Friends put this late conversion down, their smirks
tell me, to an early mid-life crisis.
Driving across the Tobin a year ago
and glancing off and down into thin air
I found myself considering places where
the fence that runs along the bridge is low,
places where it would be a simple matter,
and safe enough, to just pull over, stop,
get out, climb six or seven feet, then drop
the several hundred feet down to the water.
For years I had been wishing I could die.
Not being a self-starter, I’d done nothing
about it, except wallow in self-loathing.

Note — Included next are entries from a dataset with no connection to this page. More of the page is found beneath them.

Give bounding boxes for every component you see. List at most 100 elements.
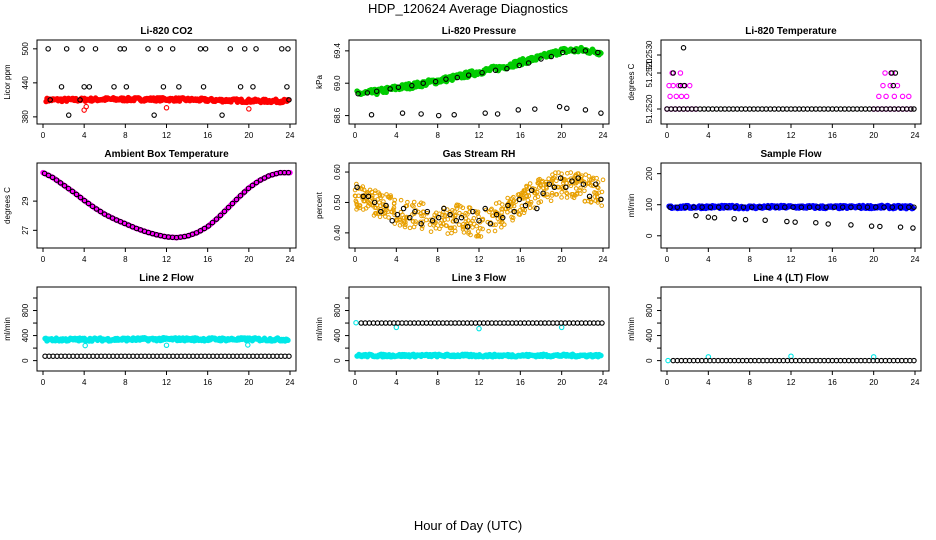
data-point [587, 177, 592, 183]
data-point [435, 112, 442, 119]
data-point [582, 198, 588, 204]
data-point [427, 222, 433, 227]
data-point [825, 221, 831, 227]
data-point [470, 225, 475, 230]
data-point [691, 204, 697, 210]
panel-li820temp: Li-820 Temperature degrees C 0 4 8 12 16 20 24 51… [627, 26, 922, 140]
data-point [580, 181, 587, 187]
x-tick-label: 4 [706, 131, 711, 140]
data-point [516, 192, 522, 197]
data-point [400, 212, 405, 218]
series-1 [82, 342, 251, 349]
data-point [782, 204, 788, 210]
x-tick-label: 0 [665, 378, 670, 387]
data-point [557, 175, 564, 181]
data-point [587, 196, 593, 202]
x-tick-label: 4 [706, 255, 711, 264]
data-point [397, 217, 403, 223]
data-point [474, 223, 479, 229]
x-tick-label: 16 [828, 378, 837, 387]
data-point [163, 105, 170, 111]
data-point [876, 93, 882, 100]
data-point [516, 196, 523, 203]
y-tick-label: 0 [21, 358, 30, 363]
panel-title: Gas Stream RH [443, 149, 516, 160]
data-point [245, 185, 252, 192]
data-point [460, 205, 466, 211]
data-point [428, 229, 434, 234]
data-point [510, 217, 515, 223]
x-tick-label: 0 [665, 255, 670, 264]
data-point [407, 214, 413, 221]
data-point [517, 207, 523, 213]
data-point [360, 193, 367, 200]
data-point [452, 213, 458, 219]
x-tick-label: 8 [747, 131, 752, 140]
series-0 [43, 94, 291, 106]
y-tick-label: 0 [645, 358, 654, 363]
data-point [458, 214, 465, 221]
series-0 [352, 170, 606, 239]
data-point [600, 177, 606, 183]
data-point [678, 93, 685, 100]
data-point [410, 219, 416, 224]
plot-frame [36, 39, 297, 125]
x-tick-label: 8 [747, 255, 752, 264]
data-point [378, 195, 383, 201]
x-tick-label: 20 [557, 378, 566, 387]
data-point [881, 204, 887, 210]
data-point [47, 97, 53, 103]
data-point [409, 82, 415, 89]
data-point [899, 93, 906, 100]
data-point [83, 103, 89, 110]
x-tick-label: 8 [747, 378, 752, 387]
data-point [499, 206, 504, 212]
data-point [460, 226, 466, 232]
x-tick-label: 24 [599, 131, 608, 140]
data-point [536, 200, 542, 205]
data-point [551, 184, 558, 191]
data-point [395, 84, 402, 91]
data-point [465, 211, 470, 217]
series-1 [670, 357, 917, 364]
data-point [383, 202, 389, 209]
data-point [471, 215, 477, 221]
x-tick-label: 16 [516, 131, 525, 140]
x-tick-label: 4 [82, 378, 87, 387]
data-point [740, 204, 747, 210]
data-point [555, 184, 560, 190]
data-point [246, 106, 252, 112]
data-point [848, 222, 854, 228]
data-point [400, 205, 407, 212]
data-point [897, 204, 904, 210]
data-point [354, 184, 360, 191]
data-point [418, 200, 424, 206]
page-title: HDP_120624 Average Diagnostics [368, 1, 568, 16]
data-point [598, 196, 604, 203]
data-point [81, 197, 88, 204]
data-point [279, 46, 285, 52]
data-point [197, 227, 204, 234]
data-point [856, 204, 862, 210]
x-tick-label: 8 [435, 378, 440, 387]
data-point [413, 219, 418, 224]
series-1 [41, 169, 292, 241]
x-tick-label: 8 [123, 255, 128, 264]
x-tick-label: 4 [706, 378, 711, 387]
data-point [420, 80, 426, 86]
x-tick-label: 16 [203, 131, 212, 140]
data-point [500, 214, 506, 221]
data-point [724, 204, 730, 210]
y-axis-label: degrees C [3, 187, 12, 224]
data-point [457, 210, 462, 216]
data-point [237, 192, 244, 199]
data-point [577, 177, 582, 182]
data-point [394, 211, 401, 218]
data-point [354, 181, 359, 187]
x-tick-label: 12 [787, 131, 796, 140]
data-point [157, 46, 164, 52]
data-point [424, 208, 431, 215]
x-tick-label: 16 [516, 255, 525, 264]
data-point [92, 46, 99, 52]
y-tick-label: 51.2520 [645, 94, 654, 123]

Seeing my chance that day, though, I recoiled,
saved by the same inertia that had spoiled
my life so far, maybe, or maybe I . . .
I found myself in here the following week
(here, dive though it is, because I knew
the trainer) out of breath, my clothes soaked through,
not so much trying to work on my physique,
as save my skin. Talk therapy, religion,
exercise be what finally put to flight
these dark thoughts? Ah, but these dark thoughts are legion . . .
Well done, Lord, casting demons out, but why
let them, however briefly, hang around?
Why on earth not send them all straight back
Forgive me: I identify
with the recovering demoniac
less than with the pigs those demons drowned.
Stretches, a shower. Then to the dentist’s, where,
unable to find anything to read
out in the waiting room, I sit and stare
off into space: where men sit drinking mead
still, round a fire in that parable
recorded by the Venerable Bede,
pausing to watch the passage through their hall
of a quick sparrow. And I see the sparrow
my sister and I saved when we were small:
how our indulgent father built a narrow
wood and wire hospice for it, how we fed
and gave it water. And our childish sorrow
when we woke up next day and found it dead.
Childish, but no more than it merited.
Father Rolando always loved the sight
of Boston from the Tobin bridge at night.
It looked like a whole galaxy brought down
to earth and, seeing the towers of his town
suspended there, illuminated, made
him proud to be a human being, he said,
proud of our vision and determination.
Then God and the army had seen fit to station
him in the desert in the first Gulf War,
and out in the Arabian night sky, far
from the polluting lights of any city,
he found his image of infinity.
Lent, he concluded, is a time set apart
to go into the desert of the heart.
As he installs a temporary crown—
I cracked the tooth by grinding in my sleep—
I grip the chair lightly and try to keep
my attention elsewhere. Read from the top down
three photos in a frame on the wall facing
show a 300+ lb. tuna chasing
a bluefish that in each frame leaps and torques
its body in midair in hopes of losing
its hunter, which in each is clearly closing.
The drill whines. He whistles as he works.
Little fish, you would never, would you, simply
give up and fall back to the water, limply?
The mindless, muscled answer that you give
is one that bears repeating: Live. Live. Live.